Moreover, the framers’ reasons for prohibiting foreign-born
presidents remain perfectly valid. Perhaps they are even stronger
in post-9/11 America. Has the threat of “undue foreign influence,”
as they put it, passed? No, it has probably intensified in the
American people’s mind. Alexander Hamilton wrote of the “desire in
foreign powers to gain an improper ascendant in our councils. How
could they better gratify this, than by raising a creature of their
own to the chief magistracy of the Union?” It is clear that foreign
powers, as illustrated by Clinton’s White House coffees with
Chinese spies and dubious Middle Eastern money sloshing through
American politics, still seek an improper ascendant in our
councils.
But the risk goes beyond the potential of foreign powers
planting someone in the presidency or influencing a president born
and raised abroad. Even a foreign-born president not subject to
malign foreign influence is a risk not worth taking, given that
unavoidably divided loyalties (due to an attachment to a country in
which the president was born and raised, has fond memories of,
family in, and so on) could make him either dangerous or
ineffectual. Would an American president, born and raised in the
Middle East, with extensive friends and family there, have bombed
Kabul? Fought the war on terrorism aggressively in the Middle East?
Invaded Iraq? Or would conflicted feelings have made him hesitant
and dithering? Could he identify wholly with the American interest?
The framers’ concern about divided loyalties wasn’t nativist
caprice but a realistic recognition that a president needs to have
an extremely deep attachment to America in order to serve it
effectively in times of crisis.
Why are the eligibility requirements for the presidency devised
more strictly than they are for other offices?

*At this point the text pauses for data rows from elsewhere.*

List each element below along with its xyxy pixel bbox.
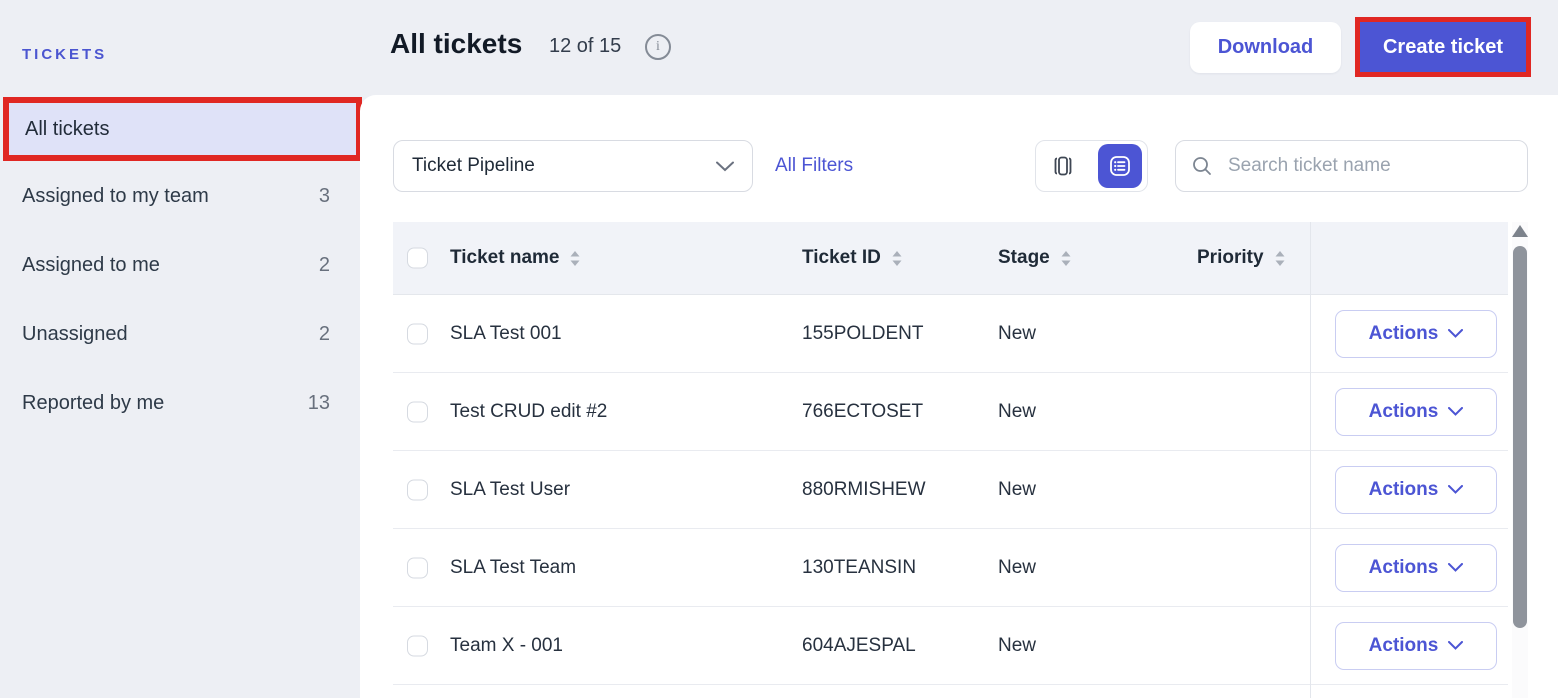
sidebar-item-count: 13	[308, 392, 330, 415]
table-row[interactable]: Test CRUD edit #2 766ECTOSET New Actions	[393, 373, 1508, 451]
row-checkbox[interactable]	[407, 401, 428, 422]
sort-icon[interactable]	[569, 250, 581, 267]
all-filters-link[interactable]: All Filters	[775, 140, 853, 192]
column-header-ticket-name[interactable]: Ticket name	[450, 247, 581, 269]
ticket-id-cell: 130TEANSIN	[802, 557, 916, 579]
sidebar-item-label: Assigned to my team	[22, 185, 209, 208]
row-checkbox[interactable]	[407, 635, 428, 656]
stage-cell: New	[998, 479, 1036, 501]
pipeline-select-value: Ticket Pipeline	[412, 155, 535, 177]
page-title: All tickets	[390, 28, 522, 60]
table-row[interactable]: SLA Test 001 155POLDENT New Actions	[393, 295, 1508, 373]
row-checkbox[interactable]	[407, 323, 428, 344]
sidebar-item-label: Unassigned	[22, 323, 128, 346]
search-input[interactable]	[1226, 154, 1513, 178]
table-row-partial	[393, 685, 1508, 697]
actions-button[interactable]: Actions	[1335, 622, 1497, 670]
view-toggle	[1035, 140, 1148, 192]
sidebar-item-assigned-to-my-team[interactable]: Assigned to my team 3	[22, 170, 330, 222]
table-row[interactable]: SLA Test Team 130TEANSIN New Actions	[393, 529, 1508, 607]
column-header-ticket-id[interactable]: Ticket ID	[802, 247, 903, 269]
table-row[interactable]: Team X - 001 604AJESPAL New Actions	[393, 607, 1508, 685]
actions-button[interactable]: Actions	[1335, 310, 1497, 358]
stage-cell: New	[998, 401, 1036, 423]
column-header-priority[interactable]: Priority	[1197, 247, 1286, 269]
column-header-stage[interactable]: Stage	[998, 247, 1072, 269]
ticket-name-cell: SLA Test Team	[450, 557, 576, 579]
ticket-id-cell: 880RMISHEW	[802, 479, 926, 501]
actions-button[interactable]: Actions	[1335, 466, 1497, 514]
sidebar-item-count: 2	[319, 254, 330, 277]
actions-button[interactable]: Actions	[1335, 544, 1497, 592]
pipeline-select[interactable]: Ticket Pipeline	[393, 140, 753, 192]
tickets-page: TICKETS All tickets Assigned to my team …	[0, 0, 1558, 698]
info-icon[interactable]: i	[645, 34, 671, 60]
ticket-id-cell: 604AJESPAL	[802, 635, 916, 657]
actions-button[interactable]: Actions	[1335, 388, 1497, 436]
ticket-name-cell: SLA Test 001	[450, 323, 562, 345]
stage-cell: New	[998, 557, 1036, 579]
sidebar-item-unassigned[interactable]: Unassigned 2	[22, 308, 330, 360]
search-box	[1175, 140, 1528, 192]
stage-cell: New	[998, 635, 1036, 657]
row-checkbox[interactable]	[407, 479, 428, 500]
ticket-id-cell: 766ECTOSET	[802, 401, 923, 423]
select-all-checkbox[interactable]	[407, 248, 428, 269]
chevron-down-icon	[716, 161, 734, 172]
scrollbar-thumb[interactable]	[1513, 246, 1527, 628]
table-row[interactable]: SLA Test User 880RMISHEW New Actions	[393, 451, 1508, 529]
sidebar: TICKETS All tickets Assigned to my team …	[0, 0, 360, 698]
ticket-name-cell: Team X - 001	[450, 635, 563, 657]
actions-column-divider	[1310, 222, 1311, 698]
sort-icon[interactable]	[891, 250, 903, 267]
sidebar-item-label: All tickets	[25, 118, 109, 141]
sidebar-item-reported-by-me[interactable]: Reported by me 13	[22, 377, 330, 429]
create-ticket-button[interactable]: Create ticket	[1360, 22, 1526, 72]
board-view-icon[interactable]	[1041, 144, 1085, 188]
table-header-row: Ticket name Ticket ID Stage Priority	[393, 222, 1508, 295]
sort-icon[interactable]	[1274, 250, 1286, 267]
scroll-up-arrow-icon[interactable]	[1512, 225, 1528, 237]
list-view-icon[interactable]	[1098, 144, 1142, 188]
row-checkbox[interactable]	[407, 557, 428, 578]
sidebar-section-title: TICKETS	[22, 46, 107, 63]
download-button[interactable]: Download	[1190, 22, 1341, 73]
stage-cell: New	[998, 323, 1036, 345]
annotation-box-create-ticket: Create ticket	[1355, 17, 1531, 77]
ticket-id-cell: 155POLDENT	[802, 323, 923, 345]
table-scrollbar[interactable]	[1512, 222, 1528, 698]
sidebar-item-label: Assigned to me	[22, 254, 160, 277]
sidebar-item-count: 3	[319, 185, 330, 208]
sidebar-item-assigned-to-me[interactable]: Assigned to me 2	[22, 239, 330, 291]
sort-icon[interactable]	[1060, 250, 1072, 267]
sidebar-item-all-tickets[interactable]: All tickets	[3, 97, 362, 161]
tickets-table: Ticket name Ticket ID Stage Priority	[393, 222, 1508, 698]
sidebar-item-count: 2	[319, 323, 330, 346]
search-icon	[1190, 154, 1214, 178]
ticket-count-text: 12 of 15	[549, 35, 621, 58]
ticket-name-cell: Test CRUD edit #2	[450, 401, 607, 423]
sidebar-item-label: Reported by me	[22, 392, 164, 415]
ticket-name-cell: SLA Test User	[450, 479, 570, 501]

Because it is much
more important than other offices. The founders wanted to be
certain that the most powerful official in government — the
official with the fewest restraints on him in time of crisis — had
complete identification with the United States.

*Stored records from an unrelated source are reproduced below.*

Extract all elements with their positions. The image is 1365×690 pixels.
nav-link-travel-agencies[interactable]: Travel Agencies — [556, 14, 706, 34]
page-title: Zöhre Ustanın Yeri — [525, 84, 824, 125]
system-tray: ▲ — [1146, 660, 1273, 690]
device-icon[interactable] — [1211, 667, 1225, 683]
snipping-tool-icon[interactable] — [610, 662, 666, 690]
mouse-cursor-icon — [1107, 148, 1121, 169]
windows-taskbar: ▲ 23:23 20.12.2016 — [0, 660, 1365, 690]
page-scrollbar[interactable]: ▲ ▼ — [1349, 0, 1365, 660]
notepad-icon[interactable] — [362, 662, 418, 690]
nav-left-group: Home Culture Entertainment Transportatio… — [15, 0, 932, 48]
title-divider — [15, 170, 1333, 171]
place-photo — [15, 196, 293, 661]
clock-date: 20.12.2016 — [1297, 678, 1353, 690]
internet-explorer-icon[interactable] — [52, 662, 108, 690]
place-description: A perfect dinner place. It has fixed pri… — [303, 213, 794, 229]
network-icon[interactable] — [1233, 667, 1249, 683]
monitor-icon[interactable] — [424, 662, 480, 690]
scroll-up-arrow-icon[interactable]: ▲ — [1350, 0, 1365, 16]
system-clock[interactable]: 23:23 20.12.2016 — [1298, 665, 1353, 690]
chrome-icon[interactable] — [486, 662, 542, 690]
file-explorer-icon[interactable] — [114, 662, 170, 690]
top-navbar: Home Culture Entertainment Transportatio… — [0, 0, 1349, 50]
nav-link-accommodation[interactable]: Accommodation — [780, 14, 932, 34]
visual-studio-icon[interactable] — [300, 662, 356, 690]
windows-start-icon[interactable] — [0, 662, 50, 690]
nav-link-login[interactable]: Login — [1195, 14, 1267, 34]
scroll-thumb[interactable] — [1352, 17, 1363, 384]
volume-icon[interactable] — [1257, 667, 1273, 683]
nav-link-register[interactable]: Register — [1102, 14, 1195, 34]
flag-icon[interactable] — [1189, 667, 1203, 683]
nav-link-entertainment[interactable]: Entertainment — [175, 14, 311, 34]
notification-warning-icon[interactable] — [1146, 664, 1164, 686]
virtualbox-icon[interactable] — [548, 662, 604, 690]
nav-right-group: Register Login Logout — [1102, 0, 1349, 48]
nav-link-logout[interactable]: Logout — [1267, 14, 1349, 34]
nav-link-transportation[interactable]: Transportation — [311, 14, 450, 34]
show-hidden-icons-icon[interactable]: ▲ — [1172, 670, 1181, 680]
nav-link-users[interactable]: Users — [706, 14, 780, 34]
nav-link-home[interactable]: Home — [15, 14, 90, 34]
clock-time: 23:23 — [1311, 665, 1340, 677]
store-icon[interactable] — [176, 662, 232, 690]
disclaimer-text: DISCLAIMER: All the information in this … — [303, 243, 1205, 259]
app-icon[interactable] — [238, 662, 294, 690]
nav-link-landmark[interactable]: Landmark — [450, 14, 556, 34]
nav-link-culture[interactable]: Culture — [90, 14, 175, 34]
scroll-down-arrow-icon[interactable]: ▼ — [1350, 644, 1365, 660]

Disallowing foreign-born presidents was an obvious proposition
to the delegates at the Constitutional Convention. The importance
of the safeguard was so obvious to them it was barely even
discussed, which is why it is difficult to find very much on what
they actually said about it. Historians note that nobody voted
against the prohibition, and nobody even felt the need to
articulate much of a justification for it since it was such a
clearly bad idea to everyone there. Historians do note the comment
of Charles Pinckney, a constitutional delegate from South Carolina.

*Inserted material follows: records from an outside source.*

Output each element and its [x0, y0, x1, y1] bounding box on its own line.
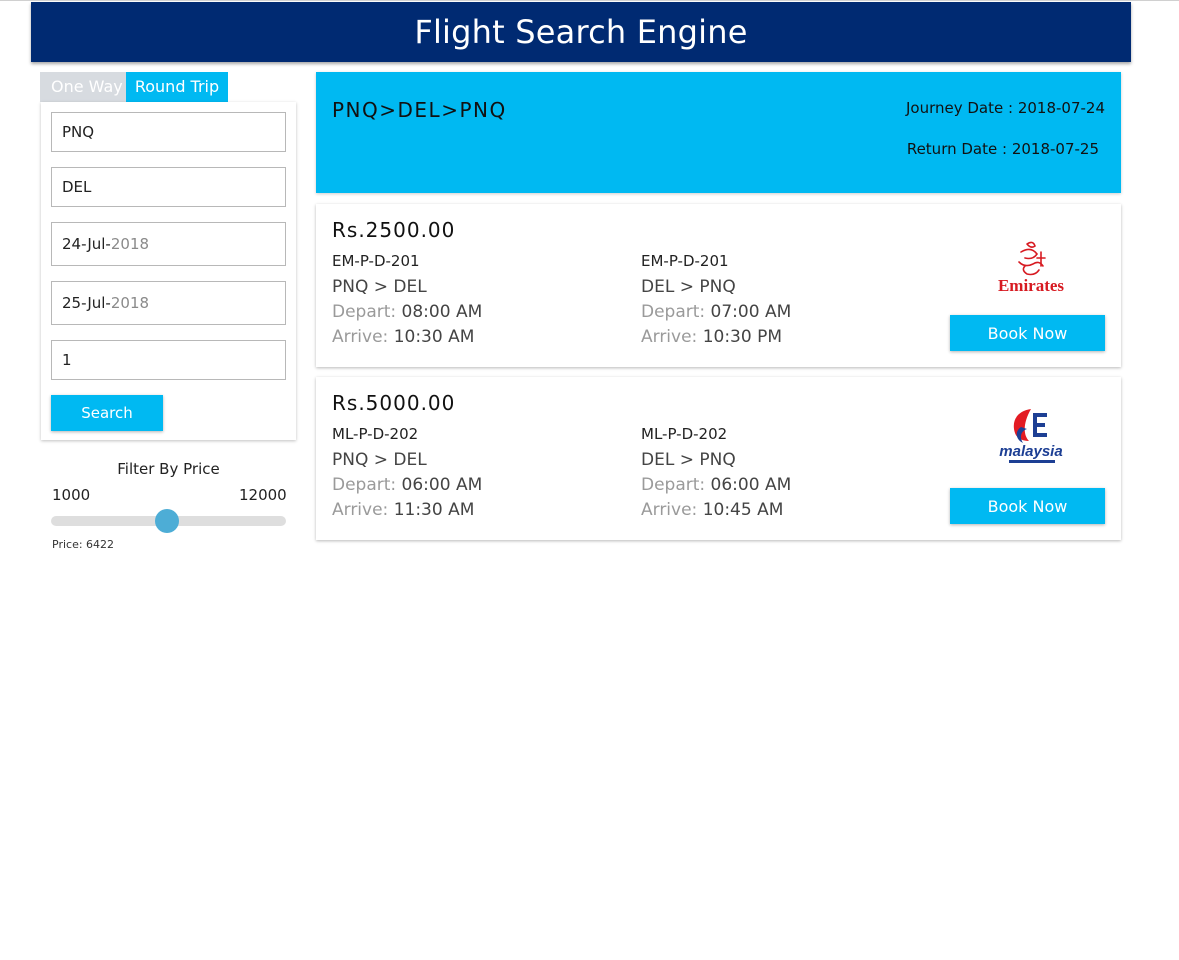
depart-label: Depart: — [641, 302, 706, 322]
depart-label: Depart: — [332, 475, 397, 495]
outbound-leg: EM-P-D-201 PNQ > DEL Depart: 08:00 AM Ar… — [332, 250, 612, 350]
arrive-time: 10:45 AM — [702, 500, 784, 520]
top-border — [0, 0, 1179, 1]
trip-type-tabs: One Way Round Trip — [40, 72, 228, 102]
depart-time-row: Depart: 06:00 AM — [641, 473, 921, 498]
route-title: PNQ>DEL>PNQ — [332, 98, 507, 122]
page-title: Flight Search Engine — [414, 13, 748, 51]
malaysia-logo-text: malaysia — [999, 443, 1062, 460]
arrive-time-row: Arrive: 10:30 PM — [641, 325, 921, 350]
return-leg: EM-P-D-201 DEL > PNQ Depart: 07:00 AM Ar… — [641, 250, 921, 350]
arrive-time-row: Arrive: 11:30 AM — [332, 498, 612, 523]
flight-code: EM-P-D-201 — [332, 252, 420, 270]
price-range-min: 1000 — [52, 486, 91, 504]
depart-date-year: 2018 — [110, 235, 150, 253]
book-now-button[interactable]: Book Now — [950, 488, 1105, 524]
flight-card: Rs.2500.00 EM-P-D-201 PNQ > DEL Depart: … — [316, 204, 1121, 367]
tab-one-way[interactable]: One Way — [40, 72, 126, 102]
flight-card: Rs.5000.00 ML-P-D-202 PNQ > DEL Depart: … — [316, 377, 1121, 540]
depart-time: 08:00 AM — [401, 302, 483, 322]
flight-route: DEL > PNQ — [641, 277, 736, 297]
flight-route: PNQ > DEL — [332, 450, 427, 470]
arrive-time: 11:30 AM — [393, 500, 475, 520]
return-date-year: 2018 — [110, 294, 150, 312]
arrive-time-row: Arrive: 10:30 AM — [332, 325, 612, 350]
journey-date: Journey Date : 2018-07-24 — [905, 99, 1105, 117]
flight-price: Rs.5000.00 — [332, 391, 456, 415]
origin-value: PNQ — [62, 123, 95, 141]
emirates-logo-icon: Emirates — [998, 241, 1064, 295]
origin-field[interactable]: PNQ — [51, 112, 286, 152]
destination-field[interactable]: DEL — [51, 167, 286, 207]
price-range-max: 12000 — [239, 486, 287, 504]
flight-code: ML-P-D-202 — [332, 425, 419, 443]
passengers-field[interactable]: 1 — [51, 340, 286, 380]
book-now-button[interactable]: Book Now — [950, 315, 1105, 351]
depart-time: 06:00 AM — [401, 475, 483, 495]
app-header: Flight Search Engine — [31, 2, 1131, 62]
flight-route: DEL > PNQ — [641, 450, 736, 470]
depart-label: Depart: — [641, 475, 706, 495]
depart-time-row: Depart: 07:00 AM — [641, 300, 921, 325]
malaysia-airlines-logo-icon: malaysia — [999, 409, 1063, 463]
flight-code: EM-P-D-201 — [641, 252, 729, 270]
depart-time: 06:00 AM — [710, 475, 792, 495]
depart-time-row: Depart: 06:00 AM — [332, 473, 612, 498]
depart-date-day-month: 24-Jul- — [62, 235, 111, 253]
return-leg: ML-P-D-202 DEL > PNQ Depart: 06:00 AM Ar… — [641, 423, 921, 523]
search-button[interactable]: Search — [51, 395, 163, 431]
arrive-label: Arrive: — [641, 500, 698, 520]
depart-date-field[interactable]: 24-Jul- 2018 — [51, 222, 286, 266]
flight-code: ML-P-D-202 — [641, 425, 728, 443]
depart-time: 07:00 AM — [710, 302, 792, 322]
arrive-label: Arrive: — [332, 500, 389, 520]
price-slider-thumb[interactable] — [155, 509, 179, 533]
flight-price: Rs.2500.00 — [332, 218, 456, 242]
arrive-label: Arrive: — [641, 327, 698, 347]
filter-title: Filter By Price — [117, 460, 220, 478]
destination-value: DEL — [62, 178, 92, 196]
passengers-value: 1 — [62, 351, 72, 369]
flight-route: PNQ > DEL — [332, 277, 427, 297]
arrive-time: 10:30 PM — [702, 327, 783, 347]
outbound-leg: ML-P-D-202 PNQ > DEL Depart: 06:00 AM Ar… — [332, 423, 612, 523]
price-value-label: Price: 6422 — [52, 538, 115, 551]
arrive-time: 10:30 AM — [393, 327, 475, 347]
route-banner: PNQ>DEL>PNQ Journey Date : 2018-07-24 Re… — [316, 72, 1121, 193]
depart-label: Depart: — [332, 302, 397, 322]
emirates-logo-text: Emirates — [998, 276, 1064, 295]
search-form: PNQ DEL 24-Jul- 2018 25-Jul- 2018 1 Search — [41, 102, 296, 440]
depart-time-row: Depart: 08:00 AM — [332, 300, 612, 325]
tab-round-trip[interactable]: Round Trip — [126, 72, 228, 102]
arrive-label: Arrive: — [332, 327, 389, 347]
return-date: Return Date : 2018-07-25 — [906, 140, 1099, 158]
return-date-field[interactable]: 25-Jul- 2018 — [51, 281, 286, 325]
return-date-day-month: 25-Jul- — [62, 294, 111, 312]
arrive-time-row: Arrive: 10:45 AM — [641, 498, 921, 523]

He warned that what had happened in Poland fifteen years before the
convention — Poland was carved up after Austria, Prussia, and
Russia planted a puppet in its election — might happen in America:
“we shall soon have the scenes of the Polish Diets and elections
reenacted here, and in not many years the fate of Poland may be
that of United America.” And they also note John Jay’s comment that
it would be “wise and seasonable to provide a strong check to the
admission of Foreigners into the administration of our national
Government; and to declare expressly that the Commander in chief of
the army shall not be given to, nor devolve on, any but a natural
born citizen.”
It is not hard to imagine the delegates of the Constitutional
Convention endorsing the people’s use of their amendment power to
secure marriage from judicial despots. It is impossible to imagine
them endorsing it to expose the presidency to foreign ones.